NRI → Resident. Triggered by the client returning to India. Requires: address and contact-detail re-validation, removal of PIS account linkage, full re-KYC as resident. Segment restrictions lift; the client can resume intraday and F&O / COM trading (subject to standard income-proof requirements).
Practical notes
Section titled “Practical notes”- [industry practice] Compliance calendars: ops teams routinely build a master compliance calendar from the recurring cycles in Section 5 plus the daily reporting in Section 4. The day-of-the-week and day-of-the-month columns drive the weekly ops standup agenda and the month-end checklist.
- [gotcha] The 4 intraday peak margin snapshots (11:30 / 12:30 / 13:30 / 14:30) are snapshots, not averages — a margin shortfall in even one snapshot triggers a DMF flag and possible penalty. RMS systems must hold the margin position stable across the full snapshot window, which means avoiding settlement-driven swings or fund-transfer-driven balance changes around the snapshot times.
- [industry practice] Direct-payout-to-demat (post November 2024 / January–February 2025) significantly reduced broker pool-account complexity but introduced TM CUSPA / CM CUSPA / TM CSMFA distinctions that required careful chart-of-accounts updates and back-office reconciliation logic changes. Brokers that didn’t get this right in the rollout windows faced settlement-confirmation discrepancies for weeks.
- [cost optimization] Subscribing to exchange and clearing-corp email circular distribution lists costs nothing and saves the periodic site-scrape effort; for broker compliance teams this is the lowest-overhead reliable feed. The compliance officer should be on every relevant list (SEBI, NSE, BSE, MCX, CDSL, NSDL, NSCCL, ICCL, MCXCCL, NPCI, CERSAI, FIU-IND, MeitY where applicable).
- [risk trade-off] Outsourcing back-office to TechExcel / Aastha / Shilpi / ProSarva reduces in-house ops headcount but increases dependence on the vendor’s compliance refresh schedule. Large brokers retain in-house back-office partly for this reason — when a SEBI circular changes a contract-note format with two weeks’ notice, an in-house team can adapt faster than a multi-tenant vendor coordinating the change across all clients.

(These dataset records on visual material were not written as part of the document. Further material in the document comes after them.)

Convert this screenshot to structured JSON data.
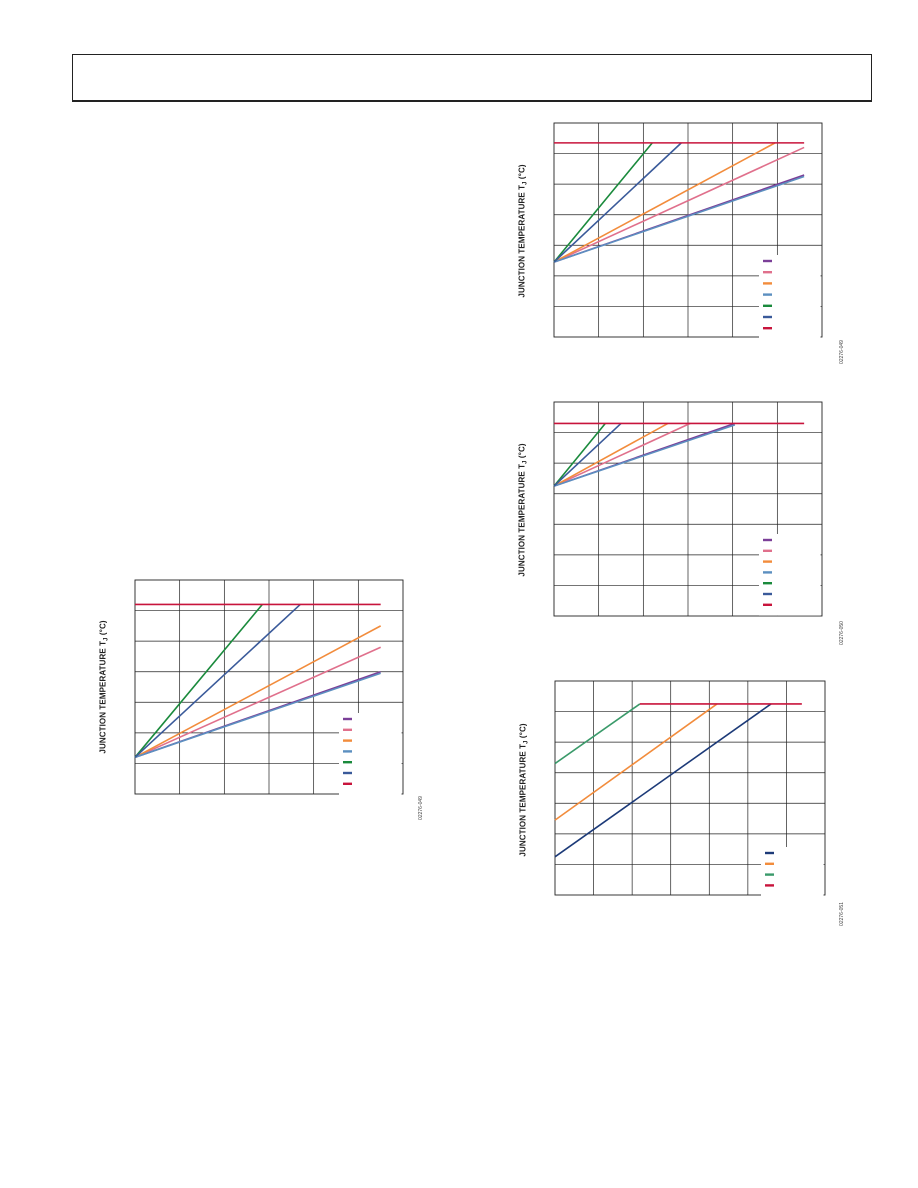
{
  "page": {
    "header_title": ""
  },
  "chart_data": [
    {
      "type": "line",
      "ylabel": "JUNCTION TEMPERATURE T",
      "ylabel_sub": "J",
      "ylabel_unit": " (°C)",
      "figure_code": "02276-049",
      "grid": true,
      "xlim": [
        0,
        6
      ],
      "ylim": [
        0,
        7
      ],
      "series": [
        {
          "color": "#7b3f98",
          "points": [
            [
              0,
              1.2
            ],
            [
              5.5,
              4.0
            ]
          ]
        },
        {
          "color": "#e0708c",
          "points": [
            [
              0,
              1.2
            ],
            [
              5.5,
              4.8
            ]
          ]
        },
        {
          "color": "#f28c3c",
          "points": [
            [
              0,
              1.2
            ],
            [
              5.5,
              5.5
            ]
          ]
        },
        {
          "color": "#5c8fc0",
          "points": [
            [
              0,
              1.2
            ],
            [
              5.5,
              3.95
            ]
          ]
        },
        {
          "color": "#1a8a3c",
          "points": [
            [
              0,
              1.2
            ],
            [
              2.85,
              6.2
            ]
          ]
        },
        {
          "color": "#3a5a9a",
          "points": [
            [
              0,
              1.2
            ],
            [
              3.7,
              6.2
            ]
          ]
        },
        {
          "color": "#c8143c",
          "points": [
            [
              0,
              6.2
            ],
            [
              5.5,
              6.2
            ]
          ]
        }
      ],
      "legend_position": "lower-right"
    },
    {
      "type": "line",
      "ylabel": "JUNCTION TEMPERATURE T",
      "ylabel_sub": "J",
      "ylabel_unit": " (°C)",
      "figure_code": "02276-049",
      "grid": true,
      "xlim": [
        0,
        6
      ],
      "ylim": [
        0,
        7
      ],
      "series": [
        {
          "color": "#7b3f98",
          "points": [
            [
              0,
              2.45
            ],
            [
              5.6,
              5.3
            ]
          ]
        },
        {
          "color": "#e0708c",
          "points": [
            [
              0,
              2.45
            ],
            [
              5.6,
              6.2
            ]
          ]
        },
        {
          "color": "#f28c3c",
          "points": [
            [
              0,
              2.45
            ],
            [
              4.95,
              6.35
            ]
          ]
        },
        {
          "color": "#5c8fc0",
          "points": [
            [
              0,
              2.45
            ],
            [
              5.6,
              5.25
            ]
          ]
        },
        {
          "color": "#1a8a3c",
          "points": [
            [
              0,
              2.45
            ],
            [
              2.2,
              6.35
            ]
          ]
        },
        {
          "color": "#3a5a9a",
          "points": [
            [
              0,
              2.45
            ],
            [
              2.85,
              6.35
            ]
          ]
        },
        {
          "color": "#c8143c",
          "points": [
            [
              0,
              6.35
            ],
            [
              5.6,
              6.35
            ]
          ]
        }
      ],
      "legend_position": "lower-right"
    },
    {
      "type": "line",
      "ylabel": "JUNCTION TEMPERATURE T",
      "ylabel_sub": "J",
      "ylabel_unit": " (°C)",
      "figure_code": "02276-050",
      "grid": true,
      "xlim": [
        0,
        6
      ],
      "ylim": [
        0,
        7
      ],
      "series": [
        {
          "color": "#7b3f98",
          "points": [
            [
              0,
              4.25
            ],
            [
              4.05,
              6.3
            ]
          ]
        },
        {
          "color": "#e0708c",
          "points": [
            [
              0,
              4.25
            ],
            [
              3.05,
              6.3
            ]
          ]
        },
        {
          "color": "#f28c3c",
          "points": [
            [
              0,
              4.25
            ],
            [
              2.55,
              6.3
            ]
          ]
        },
        {
          "color": "#5c8fc0",
          "points": [
            [
              0,
              4.25
            ],
            [
              4.05,
              6.25
            ]
          ]
        },
        {
          "color": "#1a8a3c",
          "points": [
            [
              0,
              4.25
            ],
            [
              1.15,
              6.3
            ]
          ]
        },
        {
          "color": "#3a5a9a",
          "points": [
            [
              0,
              4.25
            ],
            [
              1.5,
              6.3
            ]
          ]
        },
        {
          "color": "#c8143c",
          "points": [
            [
              0,
              6.3
            ],
            [
              5.6,
              6.3
            ]
          ]
        }
      ],
      "legend_position": "lower-right"
    },
    {
      "type": "line",
      "ylabel": "JUNCTION TEMPERATURE T",
      "ylabel_sub": "J",
      "ylabel_unit": " (°C)",
      "figure_code": "02276-051",
      "grid": true,
      "xlim": [
        0,
        7
      ],
      "ylim": [
        0,
        7
      ],
      "series": [
        {
          "color": "#1c3a78",
          "points": [
            [
              0,
              1.25
            ],
            [
              5.6,
              6.25
            ]
          ]
        },
        {
          "color": "#f28c3c",
          "points": [
            [
              0,
              2.45
            ],
            [
              4.2,
              6.25
            ]
          ]
        },
        {
          "color": "#3a9a6a",
          "points": [
            [
              0,
              4.3
            ],
            [
              2.2,
              6.25
            ]
          ]
        },
        {
          "color": "#c8143c",
          "points": [
            [
              2.2,
              6.25
            ],
            [
              6.4,
              6.25
            ]
          ]
        }
      ],
      "legend_position": "lower-right"
    }
  ]
}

- [gotcha] Quarterly running-account settlement on calendar quarter-ends (April / July / October / January) is one of the most-penalty-attracting items in SEBI inspections. Explicit client authorization for retention is the only exception, and the authorization itself has format and periodic-renewal requirements. Most brokers run a strict end-of-quarter sweep with a per-client confirmation artefact.

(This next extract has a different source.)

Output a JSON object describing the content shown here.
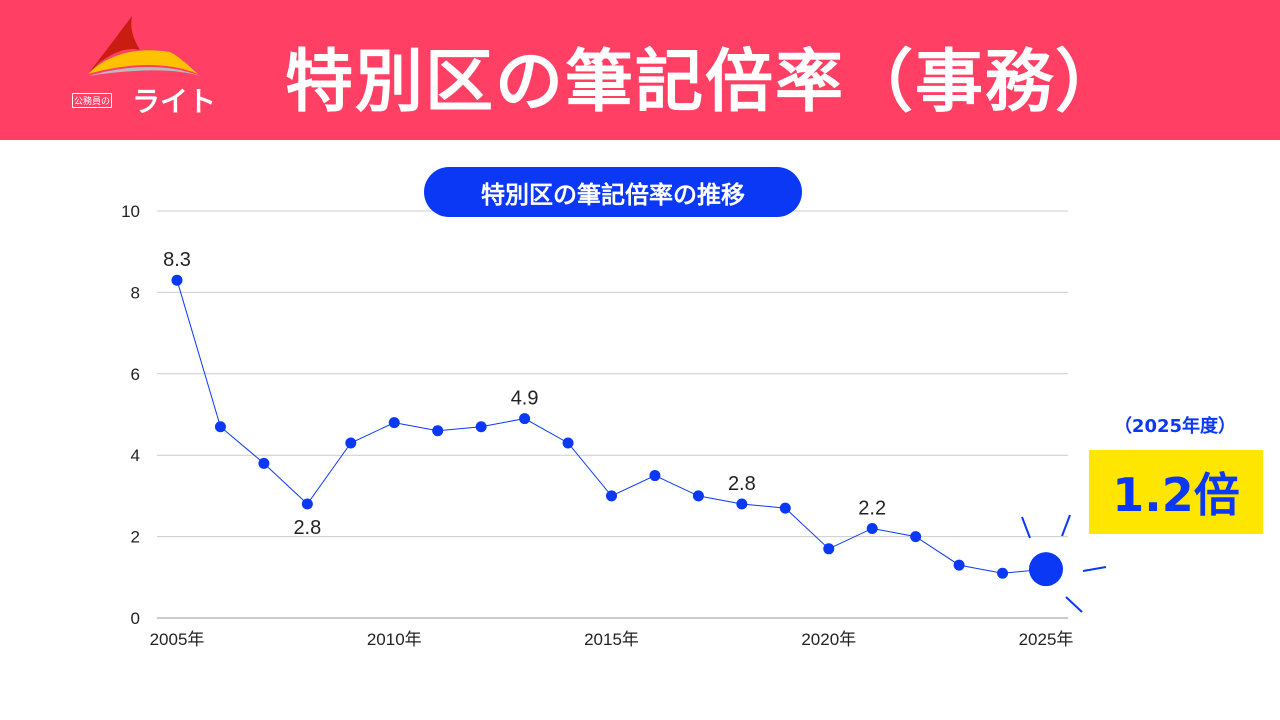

- [industry practice] The same trade file is evidence for multiple compliance domains (margin, settlement, surveillance). Mapping evidence-to-source once and reusing the map across compliance reports is one of the highest-leverage exercises a new compliance officer can do — it reduces both audit prep effort and the risk of citing inconsistent evidence across reports.